Par chance, l’atelier était présidé par une inclassable artiste en tenue de fantaisie: la première, elle a rappelé que les travailleurs de la culture et des médias n’étaient pas tous des salariés du service public; et que «nombre œuvrent dans le secteur privé, ou sont indépendants» (quitte à s’enliser dans les calculs du «droit d’auteur»). D’habitude, on l’oublie, et c’est cette tache aveugle qui explique que nombre de journalistes «freelance» – à la fibre rouge passée au fil des oublis – ont voté «Oui» à «No-Billag».
Le showbiz, syndicat des oubliés?
Certes, même «l’éducation» est un secteur moins homogène qu’on croit… mais ses «artistes» (comme le maître de jadis ou ceux des écoles libres) sont hors système: le Syndicat des services publics parle – ce sont ses chiffres – pour une trentaine de millions d’employés de tous métiers; mais les instituteurs à eux seuls – en ou hors syndicat – en comptent le double dans le monde: alors, même en tenant compte des écoles coraniques, il y a de la marge. Mais foin de chiffres, parlons du cahier des charges et du profil psycho… qui rime un peu avec schizo. Les métiers du savoir et de la culture – bref, les «créatifs» – sont là pour donner à la société des couleurs; mais que la plupart des écoles, des musées et – de plus en plus – des «médias de qualité» soient «publics» (en Europe du moins) leur ôte leurs couleurs. Malgré sa «qualité», un film d’Arte n’aura jamais ce «je ne sais quoi» d’un Charlie Chaplin ou des studios Pixar. Seul l’écrivain – et encore – ou parfois le showbiz échappe à l’esprit de l’officialité; alors que – retour au titre de ce texte – tout prof, tout artiste, tout journaliste souffre de cette tension entre sa mission et son statut.

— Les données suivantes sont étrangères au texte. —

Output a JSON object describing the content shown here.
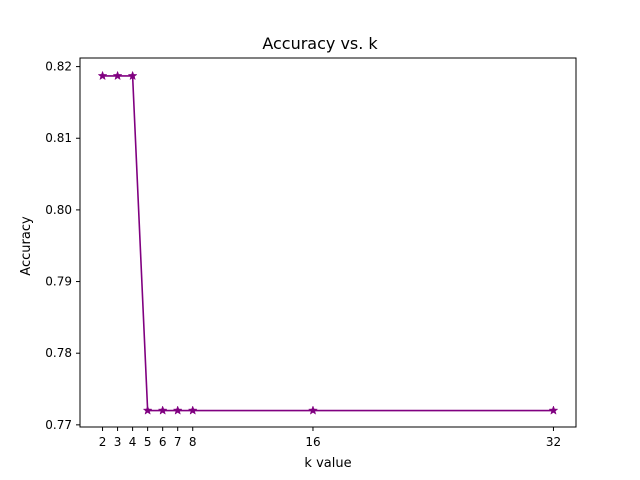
{
  "chart_data": {
    "type": "line",
    "title": "Accuracy vs. k",
    "xlabel": "k value",
    "ylabel": "Accuracy",
    "x": [
      2,
      3,
      4,
      5,
      6,
      7,
      8,
      16,
      32
    ],
    "xticks": [
      2,
      3,
      4,
      5,
      6,
      7,
      8,
      16,
      32
    ],
    "xtick_labels": [
      "2",
      "3",
      "4",
      "5",
      "6",
      "7",
      "8",
      "16",
      "32"
    ],
    "xlim": [
      0.5,
      33.5
    ],
    "yticks": [
      0.77,
      0.78,
      0.79,
      0.8,
      0.81,
      0.82
    ],
    "ytick_labels": [
      "0.77",
      "0.78",
      "0.79",
      "0.80",
      "0.81",
      "0.82"
    ],
    "ylim": [
      0.7697,
      0.8212
    ],
    "grid": false,
    "series": [
      {
        "values": [
          0.8187,
          0.8187,
          0.8187,
          0.772,
          0.772,
          0.772,
          0.772,
          0.772,
          0.772
        ],
        "color": "#800080",
        "marker": "star"
      }
    ]
  }
}
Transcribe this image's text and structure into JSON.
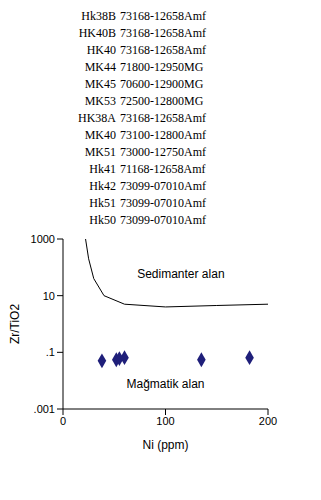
{
  "sample_list": {
    "rows": [
      [
        "Hk38B",
        "73168-12658Amf"
      ],
      [
        "HK40B",
        "73168-12658Amf"
      ],
      [
        "HK40",
        "73168-12658Amf"
      ],
      [
        "MK44",
        "71800-12950MG"
      ],
      [
        "MK45",
        "70600-12900MG"
      ],
      [
        "MK53",
        "72500-12800MG"
      ],
      [
        "HK38A",
        "73168-12658Amf"
      ],
      [
        "MK40",
        "73100-12800Amf"
      ],
      [
        "MK51",
        "73000-12750Amf"
      ],
      [
        "Hk41",
        "71168-12658Amf"
      ],
      [
        "Hk42",
        "73099-07010Amf"
      ],
      [
        "Hk51",
        "73099-07010Amf"
      ],
      [
        "Hk50",
        "73099-07010Amf"
      ]
    ]
  },
  "chart_data": {
    "type": "scatter",
    "x_label": "Ni (ppm)",
    "y_label": "Zr/TiO2",
    "xlim": [
      0,
      200
    ],
    "xticks": [
      0,
      100,
      200
    ],
    "ylim": [
      0.001,
      1000
    ],
    "yticks": [
      1000,
      10,
      {
        "value": 0.1,
        "label": ".1"
      },
      {
        "value": 0.001,
        "label": ".001"
      }
    ],
    "log": "y",
    "series": [
      {
        "type": "line",
        "color": "#000000",
        "x": [
          22,
          25,
          30,
          40,
          60,
          100,
          150,
          200
        ],
        "values": [
          1000,
          200,
          40,
          10,
          5,
          4,
          4.5,
          5
        ]
      },
      {
        "type": "scatter",
        "marker": "diamond",
        "color": "#1f1f7a",
        "x": [
          38,
          52,
          55,
          60,
          135,
          182
        ],
        "values": [
          0.05,
          0.055,
          0.06,
          0.065,
          0.055,
          0.065
        ]
      }
    ],
    "annotations": [
      {
        "text": "Sedimanter alan",
        "x": 115,
        "y": 60
      },
      {
        "text": "Mağmatik alan",
        "x": 100,
        "y": 0.008
      }
    ]
  }
}
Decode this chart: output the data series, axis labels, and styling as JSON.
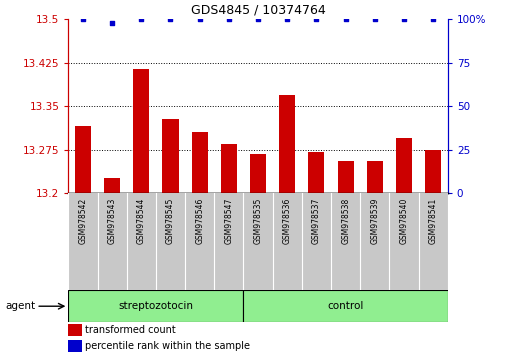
{
  "title": "GDS4845 / 10374764",
  "samples": [
    "GSM978542",
    "GSM978543",
    "GSM978544",
    "GSM978545",
    "GSM978546",
    "GSM978547",
    "GSM978535",
    "GSM978536",
    "GSM978537",
    "GSM978538",
    "GSM978539",
    "GSM978540",
    "GSM978541"
  ],
  "red_values": [
    13.315,
    13.225,
    13.415,
    13.327,
    13.305,
    13.285,
    13.268,
    13.37,
    13.27,
    13.256,
    13.256,
    13.295,
    13.275
  ],
  "blue_pct": [
    100,
    100,
    100,
    100,
    100,
    100,
    100,
    100,
    100,
    100,
    100,
    100,
    100
  ],
  "blue_pct_override_idx": 1,
  "blue_pct_override_val": 98,
  "ylim_left": [
    13.2,
    13.5
  ],
  "ylim_right": [
    0,
    100
  ],
  "yticks_left": [
    13.2,
    13.275,
    13.35,
    13.425,
    13.5
  ],
  "ytick_labels_left": [
    "13.2",
    "13.275",
    "13.35",
    "13.425",
    "13.5"
  ],
  "yticks_right": [
    0,
    25,
    50,
    75,
    100
  ],
  "ytick_labels_right": [
    "0",
    "25",
    "50",
    "75",
    "100%"
  ],
  "group_divider_idx": 6,
  "group1_label": "streptozotocin",
  "group2_label": "control",
  "bar_color": "#CC0000",
  "blue_color": "#0000CC",
  "green_color": "#90EE90",
  "gray_color": "#C8C8C8",
  "agent_label": "agent",
  "legend_red_label": "transformed count",
  "legend_blue_label": "percentile rank within the sample",
  "bg_color": "#FFFFFF"
}
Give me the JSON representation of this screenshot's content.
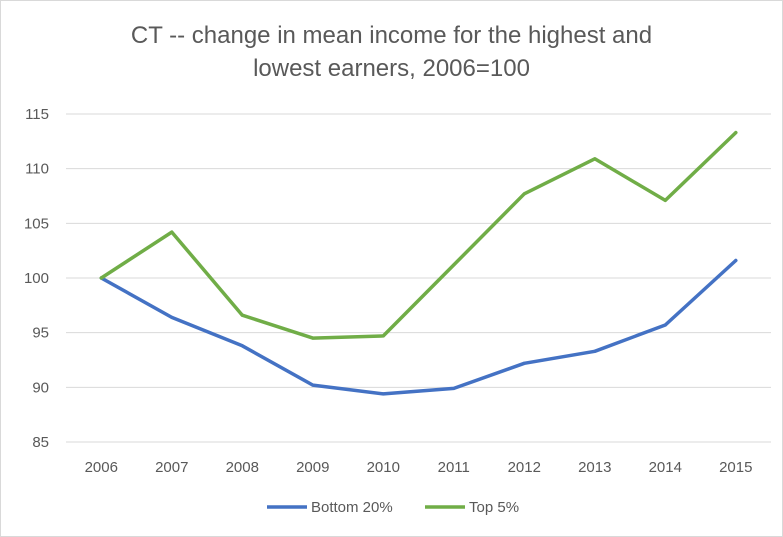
{
  "chart_data": {
    "type": "line",
    "title_lines": [
      "CT -- change in mean income for the highest and",
      "lowest earners, 2006=100"
    ],
    "x": [
      "2006",
      "2007",
      "2008",
      "2009",
      "2010",
      "2011",
      "2012",
      "2013",
      "2014",
      "2015"
    ],
    "series": [
      {
        "name": "Bottom 20%",
        "color": "#4472c4",
        "values": [
          100,
          96.4,
          93.8,
          90.2,
          89.4,
          89.9,
          92.2,
          93.3,
          95.7,
          101.6
        ]
      },
      {
        "name": "Top 5%",
        "color": "#70ad47",
        "values": [
          100,
          104.2,
          96.6,
          94.5,
          94.7,
          101.2,
          107.7,
          110.9,
          107.1,
          113.3
        ]
      }
    ],
    "ylim": [
      85,
      115
    ],
    "yticks": [
      85,
      90,
      95,
      100,
      105,
      110,
      115
    ],
    "grid": true,
    "legend_position": "bottom"
  }
}
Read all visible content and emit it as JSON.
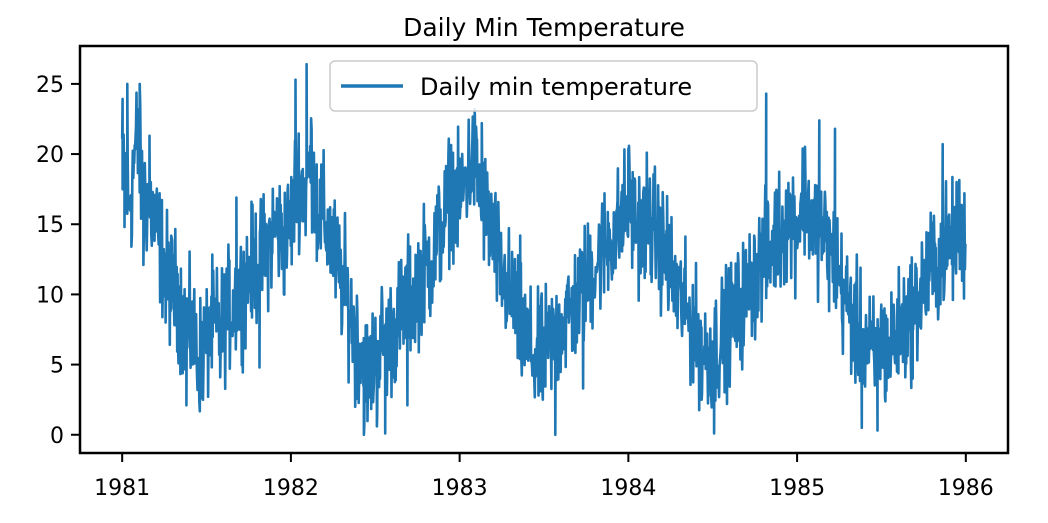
{
  "chart_data": {
    "type": "line",
    "title": "Daily Min Temperature",
    "xlabel": "",
    "ylabel": "",
    "x_start": "1981-01-01",
    "x_end": "1985-12-31",
    "xlim": [
      1980.75,
      1986.25
    ],
    "ylim": [
      -1.3,
      27.7
    ],
    "x_ticks": [
      1981,
      1982,
      1983,
      1984,
      1985,
      1986
    ],
    "x_tick_labels": [
      "1981",
      "1982",
      "1983",
      "1984",
      "1985",
      "1986"
    ],
    "y_ticks": [
      0,
      5,
      10,
      15,
      20,
      25
    ],
    "y_tick_labels": [
      "0",
      "5",
      "10",
      "15",
      "20",
      "25"
    ],
    "grid": false,
    "legend_position": "top-center",
    "series": [
      {
        "name": "Daily min temperature",
        "color": "#1f77b4",
        "x": [
          "1981-01-01",
          "1981-01-15",
          "1981-02-01",
          "1981-02-15",
          "1981-03-01",
          "1981-03-15",
          "1981-04-01",
          "1981-04-15",
          "1981-05-01",
          "1981-05-15",
          "1981-06-01",
          "1981-06-15",
          "1981-07-01",
          "1981-07-15",
          "1981-08-01",
          "1981-08-15",
          "1981-09-01",
          "1981-09-15",
          "1981-10-01",
          "1981-10-15",
          "1981-11-01",
          "1981-11-15",
          "1981-12-01",
          "1981-12-15",
          "1982-01-01",
          "1982-01-15",
          "1982-02-01",
          "1982-02-15",
          "1982-03-01",
          "1982-03-15",
          "1982-04-01",
          "1982-04-15",
          "1982-05-01",
          "1982-05-15",
          "1982-06-01",
          "1982-06-15",
          "1982-07-01",
          "1982-07-15",
          "1982-08-01",
          "1982-08-15",
          "1982-09-01",
          "1982-09-15",
          "1982-10-01",
          "1982-10-15",
          "1982-11-01",
          "1982-11-15",
          "1982-12-01",
          "1982-12-15",
          "1983-01-01",
          "1983-01-15",
          "1983-02-01",
          "1983-02-15",
          "1983-03-01",
          "1983-03-15",
          "1983-04-01",
          "1983-04-15",
          "1983-05-01",
          "1983-05-15",
          "1983-06-01",
          "1983-06-15",
          "1983-07-01",
          "1983-07-15",
          "1983-08-01",
          "1983-08-15",
          "1983-09-01",
          "1983-09-15",
          "1983-10-01",
          "1983-10-15",
          "1983-11-01",
          "1983-11-15",
          "1983-12-01",
          "1983-12-15",
          "1984-01-01",
          "1984-01-15",
          "1984-02-01",
          "1984-02-15",
          "1984-03-01",
          "1984-03-15",
          "1984-04-01",
          "1984-04-15",
          "1984-05-01",
          "1984-05-15",
          "1984-06-01",
          "1984-06-15",
          "1984-07-01",
          "1984-07-15",
          "1984-08-01",
          "1984-08-15",
          "1984-09-01",
          "1984-09-15",
          "1984-10-01",
          "1984-10-15",
          "1984-11-01",
          "1984-11-15",
          "1984-12-01",
          "1984-12-15",
          "1985-01-01",
          "1985-01-15",
          "1985-02-01",
          "1985-02-15",
          "1985-03-01",
          "1985-03-15",
          "1985-04-01",
          "1985-04-15",
          "1985-05-01",
          "1985-05-15",
          "1985-06-01",
          "1985-06-15",
          "1985-07-01",
          "1985-07-15",
          "1985-08-01",
          "1985-08-15",
          "1985-09-01",
          "1985-09-15",
          "1985-10-01",
          "1985-10-15",
          "1985-11-01",
          "1985-11-15",
          "1985-12-01",
          "1985-12-15",
          "1985-12-31"
        ],
        "y": [
          20.7,
          16.0,
          21.1,
          17.3,
          16.5,
          14.7,
          12.3,
          10.6,
          10.1,
          7.9,
          7.2,
          5.6,
          6.3,
          7.8,
          7.4,
          8.6,
          9.5,
          10.1,
          11.4,
          12.2,
          12.6,
          13.8,
          15.0,
          13.6,
          15.1,
          18.6,
          17.2,
          19.7,
          16.0,
          15.2,
          13.4,
          11.6,
          9.9,
          7.8,
          6.1,
          4.3,
          5.2,
          6.7,
          6.8,
          7.7,
          8.9,
          9.8,
          10.6,
          11.9,
          12.4,
          14.1,
          15.5,
          17.8,
          16.2,
          18.6,
          19.6,
          17.3,
          15.6,
          13.9,
          11.3,
          10.4,
          9.1,
          7.4,
          6.3,
          5.1,
          5.8,
          6.6,
          7.1,
          8.3,
          8.8,
          9.6,
          10.8,
          11.7,
          12.9,
          13.6,
          14.5,
          14.9,
          16.8,
          15.2,
          14.5,
          15.0,
          14.4,
          13.2,
          11.4,
          10.3,
          9.0,
          7.9,
          6.8,
          5.6,
          6.0,
          6.5,
          7.5,
          8.4,
          9.1,
          10.2,
          11.3,
          12.4,
          12.7,
          14.2,
          14.6,
          15.5,
          14.9,
          17.2,
          15.3,
          14.8,
          14.2,
          12.9,
          11.4,
          9.6,
          8.2,
          7.3,
          6.2,
          5.4,
          6.7,
          5.9,
          7.0,
          7.6,
          8.4,
          9.2,
          10.6,
          11.8,
          12.3,
          13.2,
          13.6,
          14.4,
          14.0
        ],
        "spikes": [
          [
            "1981-01-02",
            17.5
          ],
          [
            "1981-01-06",
            14.8
          ],
          [
            "1981-01-12",
            25.0
          ],
          [
            "1981-01-21",
            13.4
          ],
          [
            "1981-02-08",
            25.0
          ],
          [
            "1981-02-16",
            12.1
          ],
          [
            "1981-03-01",
            21.3
          ],
          [
            "1981-03-11",
            13.9
          ],
          [
            "1981-04-05",
            8.0
          ],
          [
            "1981-05-20",
            2.1
          ],
          [
            "1981-06-20",
            2.6
          ],
          [
            "1981-08-01",
            4.1
          ],
          [
            "1981-09-05",
            16.9
          ],
          [
            "1981-10-25",
            4.8
          ],
          [
            "1982-01-11",
            25.3
          ],
          [
            "1982-02-04",
            26.4
          ],
          [
            "1982-02-26",
            12.4
          ],
          [
            "1982-04-28",
            15.8
          ],
          [
            "1982-05-20",
            2.0
          ],
          [
            "1982-06-08",
            0.0
          ],
          [
            "1982-07-06",
            0.6
          ],
          [
            "1982-07-24",
            0.1
          ],
          [
            "1982-09-10",
            2.1
          ],
          [
            "1982-10-02",
            12.3
          ],
          [
            "1982-12-25",
            17.2
          ],
          [
            "1983-02-03",
            22.5
          ],
          [
            "1983-02-18",
            22.2
          ],
          [
            "1983-05-12",
            14.2
          ],
          [
            "1983-06-30",
            2.5
          ],
          [
            "1983-07-27",
            0.0
          ],
          [
            "1983-09-25",
            3.3
          ],
          [
            "1984-01-01",
            20.4
          ],
          [
            "1984-02-10",
            20.1
          ],
          [
            "1984-03-25",
            17.0
          ],
          [
            "1984-06-08",
            2.5
          ],
          [
            "1984-07-05",
            0.1
          ],
          [
            "1984-08-20",
            6.7
          ],
          [
            "1984-10-26",
            24.3
          ],
          [
            "1985-02-18",
            22.4
          ],
          [
            "1985-03-24",
            21.8
          ],
          [
            "1985-05-21",
            0.5
          ],
          [
            "1985-06-24",
            0.3
          ],
          [
            "1985-09-08",
            4.0
          ],
          [
            "1985-11-12",
            20.7
          ],
          [
            "1985-12-05",
            15.8
          ],
          [
            "1985-12-24",
            11.0
          ]
        ]
      }
    ]
  }
}
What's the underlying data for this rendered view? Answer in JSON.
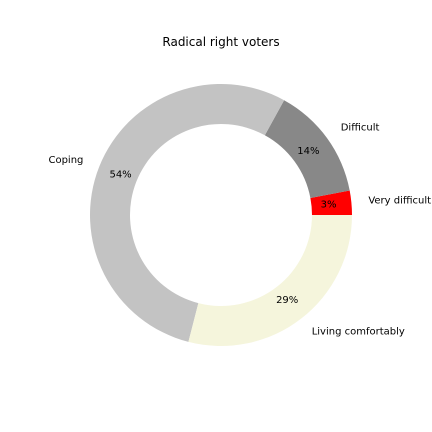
{
  "chart_data": {
    "type": "pie",
    "variant": "donut",
    "title": "Radical right voters",
    "slices": [
      {
        "label": "Very difficult",
        "value": 3,
        "pct_label": "3%",
        "color": "#ff0000"
      },
      {
        "label": "Difficult",
        "value": 14,
        "pct_label": "14%",
        "color": "#888888"
      },
      {
        "label": "Coping",
        "value": 54,
        "pct_label": "54%",
        "color": "#c3c3c3"
      },
      {
        "label": "Living comfortably",
        "value": 29,
        "pct_label": "29%",
        "color": "#f5f5dc"
      }
    ],
    "start_angle_deg": 0,
    "direction": "counterclockwise",
    "legend": "none"
  }
}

Comment diviser par deux trois… bureaucrates?
Face au podium de cette séance tripartite «écoles, culture, médias», comment faire la part des choses entre les deux faces de ces métiers? En tout cas, les couleurs de «l’inclassable» présidente décrite plus haut – un pied dans la sécurité du salariat public, un autre dans les sables mouvants de la bohème – tranchait avec les discours «dans la ligne» grise. Alors on va clore par un hommage à cette femme et artiste tous terrains, qui pratique une demi-douzaine d’arts en solo (zitaholbourne.com), tout en militant pour le public en commun (blackactivistsrisingagainscuts.blogspot.com)… jusqu’à monter une petite galerie dans les couloirs de Palexpo. Bref, même chez les partisans de la rose, on trouve des fleurs de toutes couleurs.